ApoB (Apolipoprotein B)
The best single number for cardiovascular risk
Plain English
ApoB is a protein that coats every atherogenic (artery-damaging) lipoprotein particle in the blood, including LDL, VLDL, and IDL. Because each of these particles carries exactly one ApoB molecule, an ApoB count tells you the total number of lipoprotein particles that can penetrate arterial walls, which is a more accurate measure of cardiovascular risk than LDL cholesterol alone.
The Mechanism
Lipoproteins are transport vehicles that carry cholesterol and triglycerides through the bloodstream. The particles most associated with atherosclerosis all carry a single molecule of ApoB on their surface. When these particles enter the arterial wall, they can become trapped and oxidized, triggering the inflammatory cascade that forms plaques. LDL cholesterol measures the total cholesterol cargo in LDL particles, but it says nothing about how many particles are present. Two people with the same LDL-C can have very different particle counts.
This is where ApoB is more informative. A person with small, dense LDL particles can have a normal LDL-C but a high ApoB, because there are more individual particles carrying less cholesterol each. Research from the INTERHEART study, AMORIS cohort, and multiple prospective studies consistently shows ApoB predicts major cardiovascular events more accurately than LDL cholesterol.
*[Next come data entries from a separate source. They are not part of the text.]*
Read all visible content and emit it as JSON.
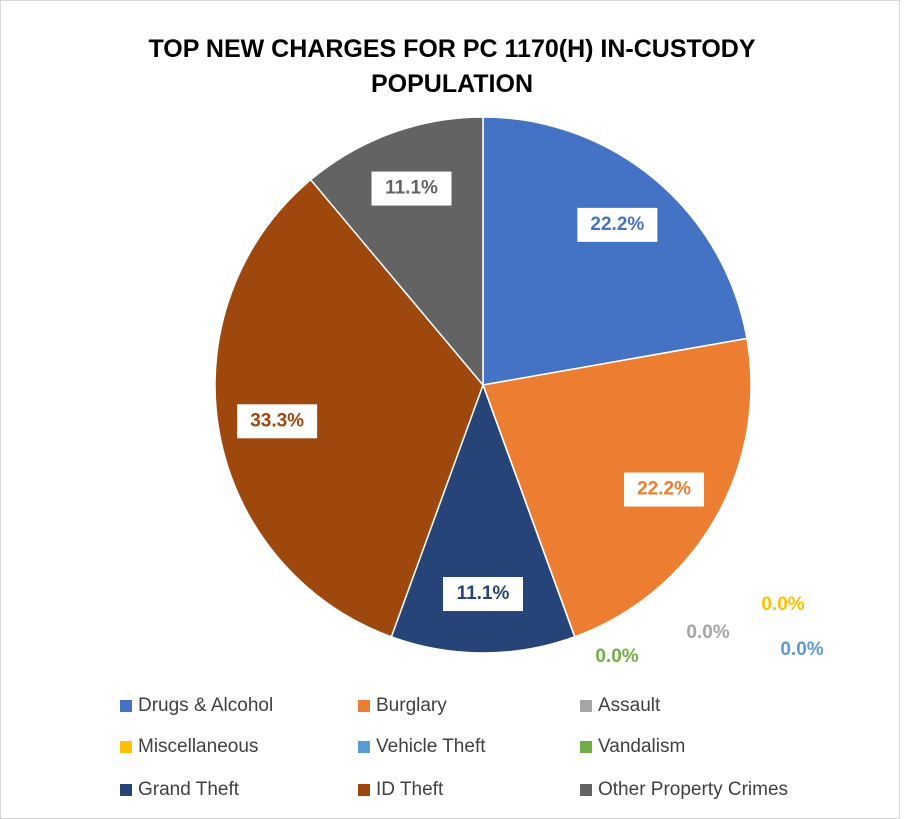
{
  "chart_data": {
    "type": "pie",
    "title": "TOP NEW CHARGES FOR PC 1170(H) IN-CUSTODY POPULATION",
    "categories": [
      "Drugs & Alcohol",
      "Burglary",
      "Assault",
      "Miscellaneous",
      "Vehicle Theft",
      "Vandalism",
      "Grand Theft",
      "ID Theft",
      "Other Property Crimes"
    ],
    "values": [
      22.2,
      22.2,
      0,
      0,
      0,
      0,
      11.1,
      33.3,
      11.1
    ],
    "value_labels": [
      "22.2%",
      "22.2%",
      "0.0%",
      "0.0%",
      "0.0%",
      "0.0%",
      "11.1%",
      "33.3%",
      "11.1%"
    ],
    "colors": [
      "#4472c4",
      "#ed7d31",
      "#a5a5a5",
      "#ffc000",
      "#5b9bd5",
      "#70ad47",
      "#264478",
      "#9e480e",
      "#636363"
    ],
    "legend": "bottom"
  }
}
Sniderman et al. (2019) and the European Atherosclerosis Society position paper both name ApoB as the preferred measure of atherogenic particle burden.
The target most often cited by cardiovascular researchers is below 80 mg/dL for primary prevention and below 60 mg/dL for those with existing cardiovascular disease or very high risk. Standard US panels typically do not include ApoB unless specifically requested, but it can be added to routine labs for a small additional cost.
Why It Matters
LDL-C tells you the cargo. ApoB counts the trucks.
Standard cholesterol panels miss a meaningful fraction of high-risk patients. A normal LDL-C with elevated ApoB signals discordance: a high number of small, dense particles that standard testing would miss entirely. For anyone with a family history of early heart disease, metabolic dysfunction, or who simply wants a complete cardiovascular picture, ApoB is the single highest-signal number to add to a standard panel.
Common Misconception
Most people assume LDL cholesterol is the gold standard for cardiovascular risk. It is not: it is a surrogate that works reasonably well at population scale but is frequently misleading in individuals. People who are metabolically healthy, lean, and high-fat diet adherents often have elevated LDL-C but low ApoB and low particle count, which appears to confer lower actual risk. Conversely, people with normal LDL-C but high triglycerides and low HDL often have elevated ApoB.
What a Healthy Range Looks Like
High Risk
>100 mg/dL
Elevated atherogenic particle burden; action warranted regardless of LDL-C
Borderline
80-100 mg/dL
Above primary prevention target; lifestyle optimization indicated
Primary Prevention
60-80 mg/dL
Target range for people without cardiovascular disease
Optimal
<60 mg/dL
Target for high-risk individuals; aligned with ESC/EAS guidelines
The European Atherosclerosis Society recommends ApoB below 80 mg/dL for primary prevention and below 60 mg/dL for high-risk individuals. These thresholds are more aggressive than the LDL-C cutoffs most US physicians use, reflecting the superior predictive power of particle count over cholesterol cargo.
Signs It Is Disrupted
- Elevated triglycerides alongside borderline LDL-C often signals high ApoB discordance
- Low HDL paired with central weight gain frequently tracks with elevated particle count
- Family history of early cardiovascular disease in first-degree relatives
- Metabolic syndrome markers (abdominal obesity, elevated glucose, high triglycerides, low HDL)
- Xanthomas or xanthelasmas (cholesterol deposits near eyes or tendons) in familial hypercholesterolemia
How to Improve It
3 Things to Remember
ApoB counts every atherogenic lipoprotein particle in the blood, making it more accurate than LDL cholesterol for predicting cardiovascular events in individuals.
Discordance between normal LDL-C and high ApoB is common in people with high triglycerides, low HDL, and metabolic dysfunction, and it is missed by standard cholesterol panels.
The primary prevention target is below 80 mg/dL; request ApoB on your next lab panel if it is not already included.